Newsweek Recycled Organic Food Myths in Promo Piece
Part of a regular web-only health-centric column, "Tip of the Week," Newsweek ran a June 14 piece written by Ruth Olsen, called “How to shop for organic foods without breaking your budget,” that hit many of the usual myths and wishful thinking about organic foods, such as, organic foods taste better than conventional foods (which are labeled “nonorganic” in the article, implying they deviate from the norm and are somehow lacking), organic produce lasts as long as conventional and organics can be comparable price-wise to regular produce in supermarkets (emphasis mine throughout):
If you do manage to get more organic into your diet, you won't regret the extra effort. Organic produce isn’t just healthy and better for the environment, it tastes better, too, according to Charles Benbrook, chief scientist for The Organic Center. And that flavor boost might just make it easier to convince your children to eat their veggies, or to introduce them to new foods.
Interestingly, this article very carefully (and wisely) didn't claim that organics are healthier than conventional produce; it slyly said, “organic produce is healthy.” Well, sure; all produce is healthy. I think many legitimate journalists are refraining from calling organics healthier now, partially because of a UK regulatory department deciding those claims are false and misleading.

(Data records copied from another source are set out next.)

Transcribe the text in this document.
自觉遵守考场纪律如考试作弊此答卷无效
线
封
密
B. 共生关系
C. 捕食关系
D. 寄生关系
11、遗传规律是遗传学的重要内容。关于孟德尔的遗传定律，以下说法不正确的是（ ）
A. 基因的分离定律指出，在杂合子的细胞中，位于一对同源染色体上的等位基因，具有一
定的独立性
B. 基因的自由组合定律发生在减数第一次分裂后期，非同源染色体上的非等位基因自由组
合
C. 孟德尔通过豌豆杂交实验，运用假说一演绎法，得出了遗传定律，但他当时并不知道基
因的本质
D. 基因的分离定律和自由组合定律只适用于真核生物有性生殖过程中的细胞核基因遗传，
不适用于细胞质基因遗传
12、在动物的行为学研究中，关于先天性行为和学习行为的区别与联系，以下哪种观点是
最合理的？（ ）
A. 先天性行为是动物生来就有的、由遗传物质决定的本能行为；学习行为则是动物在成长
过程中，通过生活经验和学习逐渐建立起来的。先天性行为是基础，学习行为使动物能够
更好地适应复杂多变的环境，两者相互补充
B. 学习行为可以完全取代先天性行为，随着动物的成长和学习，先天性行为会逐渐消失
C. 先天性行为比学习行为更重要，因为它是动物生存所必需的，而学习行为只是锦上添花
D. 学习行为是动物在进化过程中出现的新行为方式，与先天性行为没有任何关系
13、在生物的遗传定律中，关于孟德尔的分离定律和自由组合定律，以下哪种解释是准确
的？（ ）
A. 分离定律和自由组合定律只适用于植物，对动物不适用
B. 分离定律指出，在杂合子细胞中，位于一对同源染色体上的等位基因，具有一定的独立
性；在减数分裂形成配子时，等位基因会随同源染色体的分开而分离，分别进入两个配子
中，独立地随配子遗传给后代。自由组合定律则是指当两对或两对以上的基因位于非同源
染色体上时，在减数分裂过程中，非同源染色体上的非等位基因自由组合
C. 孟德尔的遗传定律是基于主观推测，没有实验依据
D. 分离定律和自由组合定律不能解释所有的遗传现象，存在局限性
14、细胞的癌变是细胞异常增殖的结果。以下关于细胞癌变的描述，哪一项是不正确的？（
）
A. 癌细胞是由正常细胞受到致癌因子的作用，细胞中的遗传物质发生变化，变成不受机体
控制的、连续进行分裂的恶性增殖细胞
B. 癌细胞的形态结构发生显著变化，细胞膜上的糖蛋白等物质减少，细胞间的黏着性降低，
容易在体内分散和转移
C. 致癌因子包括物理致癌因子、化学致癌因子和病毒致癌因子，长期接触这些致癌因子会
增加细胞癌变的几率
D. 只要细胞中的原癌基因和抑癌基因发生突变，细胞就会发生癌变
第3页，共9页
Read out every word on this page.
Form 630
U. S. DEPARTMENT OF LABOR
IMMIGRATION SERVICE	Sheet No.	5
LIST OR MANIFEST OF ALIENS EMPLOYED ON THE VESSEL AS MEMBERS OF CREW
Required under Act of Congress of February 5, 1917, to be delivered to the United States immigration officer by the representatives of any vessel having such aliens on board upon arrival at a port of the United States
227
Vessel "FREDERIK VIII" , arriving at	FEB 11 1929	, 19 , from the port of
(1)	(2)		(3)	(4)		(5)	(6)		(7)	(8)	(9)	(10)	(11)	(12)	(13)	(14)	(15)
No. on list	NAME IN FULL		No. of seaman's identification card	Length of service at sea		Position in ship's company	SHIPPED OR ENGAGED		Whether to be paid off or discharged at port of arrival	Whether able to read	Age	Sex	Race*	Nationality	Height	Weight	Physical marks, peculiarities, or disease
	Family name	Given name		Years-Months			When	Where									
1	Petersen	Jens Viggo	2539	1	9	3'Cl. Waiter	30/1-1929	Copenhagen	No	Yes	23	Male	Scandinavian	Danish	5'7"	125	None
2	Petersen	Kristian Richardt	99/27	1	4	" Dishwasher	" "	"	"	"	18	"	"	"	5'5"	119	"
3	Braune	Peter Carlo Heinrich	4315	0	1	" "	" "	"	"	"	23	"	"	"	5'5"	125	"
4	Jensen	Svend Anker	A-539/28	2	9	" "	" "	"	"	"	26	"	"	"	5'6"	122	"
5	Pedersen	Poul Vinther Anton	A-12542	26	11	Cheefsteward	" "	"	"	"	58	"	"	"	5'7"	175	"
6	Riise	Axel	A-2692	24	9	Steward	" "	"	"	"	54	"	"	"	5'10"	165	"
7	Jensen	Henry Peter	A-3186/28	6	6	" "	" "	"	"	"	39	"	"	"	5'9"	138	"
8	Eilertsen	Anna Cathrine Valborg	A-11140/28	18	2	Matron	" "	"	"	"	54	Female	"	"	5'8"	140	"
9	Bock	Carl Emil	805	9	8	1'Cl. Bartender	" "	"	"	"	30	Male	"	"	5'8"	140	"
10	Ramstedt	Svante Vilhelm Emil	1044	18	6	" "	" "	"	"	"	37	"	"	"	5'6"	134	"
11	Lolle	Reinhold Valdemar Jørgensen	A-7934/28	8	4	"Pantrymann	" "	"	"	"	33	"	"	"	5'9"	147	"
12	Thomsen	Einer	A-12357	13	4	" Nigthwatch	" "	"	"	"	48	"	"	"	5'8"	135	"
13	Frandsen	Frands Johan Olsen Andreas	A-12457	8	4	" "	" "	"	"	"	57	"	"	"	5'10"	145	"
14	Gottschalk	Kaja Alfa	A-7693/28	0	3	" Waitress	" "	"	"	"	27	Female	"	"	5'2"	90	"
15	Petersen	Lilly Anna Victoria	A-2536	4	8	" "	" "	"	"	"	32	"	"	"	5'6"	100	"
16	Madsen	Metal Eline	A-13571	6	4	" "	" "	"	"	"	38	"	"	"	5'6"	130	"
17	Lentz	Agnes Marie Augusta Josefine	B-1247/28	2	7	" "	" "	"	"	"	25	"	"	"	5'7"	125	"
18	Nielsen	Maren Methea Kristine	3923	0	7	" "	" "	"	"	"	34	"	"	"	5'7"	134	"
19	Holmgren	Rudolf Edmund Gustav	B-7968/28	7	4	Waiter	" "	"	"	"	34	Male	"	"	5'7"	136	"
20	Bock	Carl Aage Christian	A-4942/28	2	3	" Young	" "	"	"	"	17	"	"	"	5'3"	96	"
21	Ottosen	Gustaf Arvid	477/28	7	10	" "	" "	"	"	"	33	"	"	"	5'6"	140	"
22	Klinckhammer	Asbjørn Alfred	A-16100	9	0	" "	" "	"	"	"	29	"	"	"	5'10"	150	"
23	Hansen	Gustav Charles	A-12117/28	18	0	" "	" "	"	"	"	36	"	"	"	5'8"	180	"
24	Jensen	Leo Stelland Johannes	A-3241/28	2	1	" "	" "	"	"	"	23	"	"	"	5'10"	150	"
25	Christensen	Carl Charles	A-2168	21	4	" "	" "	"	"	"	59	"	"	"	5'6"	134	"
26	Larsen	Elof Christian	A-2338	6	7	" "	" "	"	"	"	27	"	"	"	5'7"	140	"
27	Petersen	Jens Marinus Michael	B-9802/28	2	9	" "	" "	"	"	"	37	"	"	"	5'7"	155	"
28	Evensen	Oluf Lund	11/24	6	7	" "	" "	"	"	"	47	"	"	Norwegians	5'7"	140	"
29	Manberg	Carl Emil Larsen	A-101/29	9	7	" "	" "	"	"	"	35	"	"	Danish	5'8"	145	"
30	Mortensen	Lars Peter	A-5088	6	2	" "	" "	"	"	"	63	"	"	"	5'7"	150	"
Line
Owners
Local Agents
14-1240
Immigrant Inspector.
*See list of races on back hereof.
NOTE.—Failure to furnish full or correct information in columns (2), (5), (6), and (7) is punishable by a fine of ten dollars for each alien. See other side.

Magazines like Spiked and the Economist, along with experts, argue that organic food farming actually causes more damage because it uses methods that are not as energy-efficient as conventional farming, it gobbles up twice as much land as conventional farming and because of its own environmental impact. This article ignored those issues.
As for taste, maybe Newsweek confused organic with locally-grown; the two are not the same. Local farms can often grow for flavor instead focusing on the longer shelf-life needed for grocery stores.
While most organic items, like produce and milk, have a similar shelf-life to their nonorganic counterparts, bear in mind that organic breads and pastries tend to go bad faster than nonorganic baked goods because ofz the lack of preservatives.
Without the wax protection, pesticides and sprays for mold, fungal growth and other contaminants, organic produce spoils and succumbs to insects and disease faster than conventional produce. A quick glance at the higher numbers of rotten and blemished organic produce in grocery stores bears that out, in my experience.
After a series of tips on how to try to lower the cost of organic food, Newsweek went all out with the comparable price myth:
Finally, buy fruits and vegetables in season and focus on what's easily available, says Barbara Houmann, spokeswoman for the Organic Trade Association. That way, she said, you may find that the prices are just about comparable with nonorganic fruits and veggies.
Organic food simply costs more to produce. Period. What makes organic food organic also make it more expensive. Morgan Stanley found that organic produce in the UK can be up to 63% more expensive than conventional food.
One exception to the organic price disparity is at Wal-Mart. Predictably, Olsen did not mention this, even if it meant that more people could enjoy her wonderful organics. I guess Wal-Mart is just too evil to promote.
Advising people to devote their produce budget to the more expensive organics instead of simply buying as many fruits and vegetables as possible, regardless of how they are grown, limits how much produce people consume. Since study after study shows that eating more fresh fruits and vegetables fights disease and helps us live longer, wouldn't lowering the total amount of produce consumed actually reduce the impact and number of positive effects on our health?
But none of this conflicting information got in the way of the current organic food propaganda.